Arrr! Boar's Head scuttles the liverwurst, a once-treasured morsel now fit only for scallywags' bellies!
2024-09-17
Arrr, mateys! On the Friday last, Boar's Head be hangin' up its liverwurst sails, thanks to a mighty recall storm! 'Tis a right "wurst" of times for this once-favored feast of the lunchin' crew! Avast, what shall we spread upon our bread now?
Arrr mateys, gather 'round fer the tale of the once-mighty Boar's Head liverwurst, which has sailed its last lunchbox voyage! Aye, just last Friday, the scallywags at Boar's Head announced they'd be throwin' this controversial cold cut overboard, thanks to a listeria outbreak that sent shivers down the spines of deli lovers everywhere.With a hearty "Avast!", they declared the Jarratt facility in Virginia the source of the contamination, causin' this delectable delicacy to walk the plank permanently! Once a favorite amongst young buccaneers' lunch bags, liverwurst had become as popular as a barnacle-encrusted ship – nigh on forgotten in the bustling ports of New York City.

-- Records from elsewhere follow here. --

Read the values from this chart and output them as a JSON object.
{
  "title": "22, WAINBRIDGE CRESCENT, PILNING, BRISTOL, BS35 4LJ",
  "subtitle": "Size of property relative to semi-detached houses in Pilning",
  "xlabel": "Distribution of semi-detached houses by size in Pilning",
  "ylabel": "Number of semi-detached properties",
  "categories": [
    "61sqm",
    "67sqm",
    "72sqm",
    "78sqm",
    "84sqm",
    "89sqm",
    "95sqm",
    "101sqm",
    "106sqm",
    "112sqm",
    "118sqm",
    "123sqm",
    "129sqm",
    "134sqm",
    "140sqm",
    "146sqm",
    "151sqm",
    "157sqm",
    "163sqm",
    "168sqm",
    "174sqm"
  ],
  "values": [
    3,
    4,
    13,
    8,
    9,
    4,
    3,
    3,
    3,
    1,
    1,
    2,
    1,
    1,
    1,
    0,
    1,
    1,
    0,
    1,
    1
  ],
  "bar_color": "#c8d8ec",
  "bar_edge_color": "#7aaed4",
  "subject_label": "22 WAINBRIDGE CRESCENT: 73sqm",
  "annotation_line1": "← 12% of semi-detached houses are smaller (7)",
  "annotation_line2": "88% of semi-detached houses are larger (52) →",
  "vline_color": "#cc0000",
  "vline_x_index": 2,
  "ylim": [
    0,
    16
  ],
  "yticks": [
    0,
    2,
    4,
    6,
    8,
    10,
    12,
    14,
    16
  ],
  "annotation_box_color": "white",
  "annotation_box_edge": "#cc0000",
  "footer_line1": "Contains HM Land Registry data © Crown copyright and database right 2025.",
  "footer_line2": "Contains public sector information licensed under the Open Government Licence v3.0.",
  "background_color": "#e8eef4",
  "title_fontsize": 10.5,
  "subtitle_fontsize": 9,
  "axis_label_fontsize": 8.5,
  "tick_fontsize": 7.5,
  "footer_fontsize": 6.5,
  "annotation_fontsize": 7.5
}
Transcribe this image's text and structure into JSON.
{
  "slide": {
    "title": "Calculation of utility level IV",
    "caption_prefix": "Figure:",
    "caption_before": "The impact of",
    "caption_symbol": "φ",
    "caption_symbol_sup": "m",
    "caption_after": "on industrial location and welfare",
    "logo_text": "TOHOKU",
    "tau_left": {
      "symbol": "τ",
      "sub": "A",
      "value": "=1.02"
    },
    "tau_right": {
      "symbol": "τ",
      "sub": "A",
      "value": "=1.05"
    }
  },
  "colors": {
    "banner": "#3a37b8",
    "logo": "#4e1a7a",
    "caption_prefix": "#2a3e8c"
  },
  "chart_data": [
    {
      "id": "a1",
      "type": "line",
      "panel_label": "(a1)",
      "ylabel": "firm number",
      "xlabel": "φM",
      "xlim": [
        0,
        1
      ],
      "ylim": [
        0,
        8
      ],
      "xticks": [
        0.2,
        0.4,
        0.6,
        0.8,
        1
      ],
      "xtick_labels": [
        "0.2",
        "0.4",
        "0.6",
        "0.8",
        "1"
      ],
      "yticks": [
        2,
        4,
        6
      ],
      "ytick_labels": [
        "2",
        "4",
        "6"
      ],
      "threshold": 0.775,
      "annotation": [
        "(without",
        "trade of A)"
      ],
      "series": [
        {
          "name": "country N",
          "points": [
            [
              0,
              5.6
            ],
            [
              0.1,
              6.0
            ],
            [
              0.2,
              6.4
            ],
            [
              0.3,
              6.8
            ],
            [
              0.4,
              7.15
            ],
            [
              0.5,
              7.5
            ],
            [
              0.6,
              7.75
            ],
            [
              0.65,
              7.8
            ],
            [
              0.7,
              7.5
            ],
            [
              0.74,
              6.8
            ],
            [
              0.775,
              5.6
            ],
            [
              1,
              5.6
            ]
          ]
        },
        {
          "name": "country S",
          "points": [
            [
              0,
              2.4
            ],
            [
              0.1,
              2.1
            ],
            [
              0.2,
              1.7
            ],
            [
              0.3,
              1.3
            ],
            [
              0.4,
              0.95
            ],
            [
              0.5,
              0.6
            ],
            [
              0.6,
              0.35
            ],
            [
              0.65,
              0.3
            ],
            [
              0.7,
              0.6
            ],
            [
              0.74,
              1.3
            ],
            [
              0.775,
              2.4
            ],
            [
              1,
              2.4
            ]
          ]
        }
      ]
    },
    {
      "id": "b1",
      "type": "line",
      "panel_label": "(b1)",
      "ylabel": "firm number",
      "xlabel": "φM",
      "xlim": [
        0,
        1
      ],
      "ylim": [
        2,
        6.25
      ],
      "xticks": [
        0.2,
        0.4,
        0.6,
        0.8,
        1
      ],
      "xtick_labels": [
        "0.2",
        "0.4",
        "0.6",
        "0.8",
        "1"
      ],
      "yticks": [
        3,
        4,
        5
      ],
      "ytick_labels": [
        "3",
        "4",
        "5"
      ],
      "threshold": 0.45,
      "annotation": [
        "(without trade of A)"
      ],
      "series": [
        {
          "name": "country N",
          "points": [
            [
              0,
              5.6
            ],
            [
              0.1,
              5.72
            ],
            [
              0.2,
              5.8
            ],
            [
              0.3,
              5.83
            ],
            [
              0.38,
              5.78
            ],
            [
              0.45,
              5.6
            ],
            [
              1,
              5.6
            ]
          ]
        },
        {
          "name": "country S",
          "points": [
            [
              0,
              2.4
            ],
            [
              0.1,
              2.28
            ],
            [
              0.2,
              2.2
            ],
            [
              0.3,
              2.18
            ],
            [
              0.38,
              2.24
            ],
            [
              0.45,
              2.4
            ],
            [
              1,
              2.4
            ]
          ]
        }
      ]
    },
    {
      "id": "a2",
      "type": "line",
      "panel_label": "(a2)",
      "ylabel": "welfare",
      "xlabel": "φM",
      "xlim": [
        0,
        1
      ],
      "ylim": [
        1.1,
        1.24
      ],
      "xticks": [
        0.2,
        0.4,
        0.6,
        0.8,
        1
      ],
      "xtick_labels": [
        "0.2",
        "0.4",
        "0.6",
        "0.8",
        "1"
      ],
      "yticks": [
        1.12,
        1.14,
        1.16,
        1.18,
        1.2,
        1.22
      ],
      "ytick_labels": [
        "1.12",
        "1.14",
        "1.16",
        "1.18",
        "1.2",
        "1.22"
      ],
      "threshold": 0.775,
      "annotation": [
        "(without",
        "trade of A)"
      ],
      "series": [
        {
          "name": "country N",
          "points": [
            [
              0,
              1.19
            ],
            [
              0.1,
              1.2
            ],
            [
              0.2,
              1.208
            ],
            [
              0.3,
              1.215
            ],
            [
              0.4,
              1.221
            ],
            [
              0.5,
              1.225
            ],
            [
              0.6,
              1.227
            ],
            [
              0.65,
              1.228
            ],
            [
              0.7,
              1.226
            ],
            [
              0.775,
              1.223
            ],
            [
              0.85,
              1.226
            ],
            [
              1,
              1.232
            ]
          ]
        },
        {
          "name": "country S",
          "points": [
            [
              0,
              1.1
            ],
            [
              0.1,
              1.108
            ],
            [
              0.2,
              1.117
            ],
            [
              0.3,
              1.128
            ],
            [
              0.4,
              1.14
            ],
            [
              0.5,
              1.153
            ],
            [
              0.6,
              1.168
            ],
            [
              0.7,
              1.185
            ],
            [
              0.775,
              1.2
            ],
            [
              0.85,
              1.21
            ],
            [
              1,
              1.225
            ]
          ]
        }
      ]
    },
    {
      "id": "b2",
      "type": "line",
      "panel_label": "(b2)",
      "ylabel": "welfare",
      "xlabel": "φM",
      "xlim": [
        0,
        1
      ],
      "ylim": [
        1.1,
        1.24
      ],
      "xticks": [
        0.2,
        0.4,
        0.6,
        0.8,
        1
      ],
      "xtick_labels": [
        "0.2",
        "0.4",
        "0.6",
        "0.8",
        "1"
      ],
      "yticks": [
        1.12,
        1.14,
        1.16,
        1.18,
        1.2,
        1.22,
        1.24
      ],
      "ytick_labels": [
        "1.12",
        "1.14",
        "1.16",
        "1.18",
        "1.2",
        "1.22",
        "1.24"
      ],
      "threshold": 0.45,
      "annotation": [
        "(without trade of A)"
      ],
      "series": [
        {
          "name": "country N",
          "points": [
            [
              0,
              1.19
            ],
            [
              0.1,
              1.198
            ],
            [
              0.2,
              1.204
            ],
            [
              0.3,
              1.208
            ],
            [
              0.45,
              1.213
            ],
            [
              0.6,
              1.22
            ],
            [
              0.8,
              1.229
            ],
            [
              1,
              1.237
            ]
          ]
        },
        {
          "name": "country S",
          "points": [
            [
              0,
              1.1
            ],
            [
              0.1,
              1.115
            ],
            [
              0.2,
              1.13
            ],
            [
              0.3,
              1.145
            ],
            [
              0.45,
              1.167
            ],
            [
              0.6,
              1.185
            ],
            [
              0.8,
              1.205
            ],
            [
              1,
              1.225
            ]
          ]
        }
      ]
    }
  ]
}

Back in the day, liverwurst was a staple, fit for a sandwich on rye or pumpernickel, slathered with mustard and adorned with raw onions. But alas, the winds of change have blown, and liverwurst be now a rare sight, with nary a deli to be found servin’ it up. Rumor has it, the last lover of this fine fare was just one lone soul in a sea of sandwich options!
In the grand tradition of critiquin’ food, some brave souls still champion the liverwurst, claimin’ it to be a treasure akin to bologna with a dash of bacon! So raise yer tankards, me hearties, to the liverwurst – a legend now lost to the ages, but forever remembered in the hearts of those who dared to savor its rich flavor!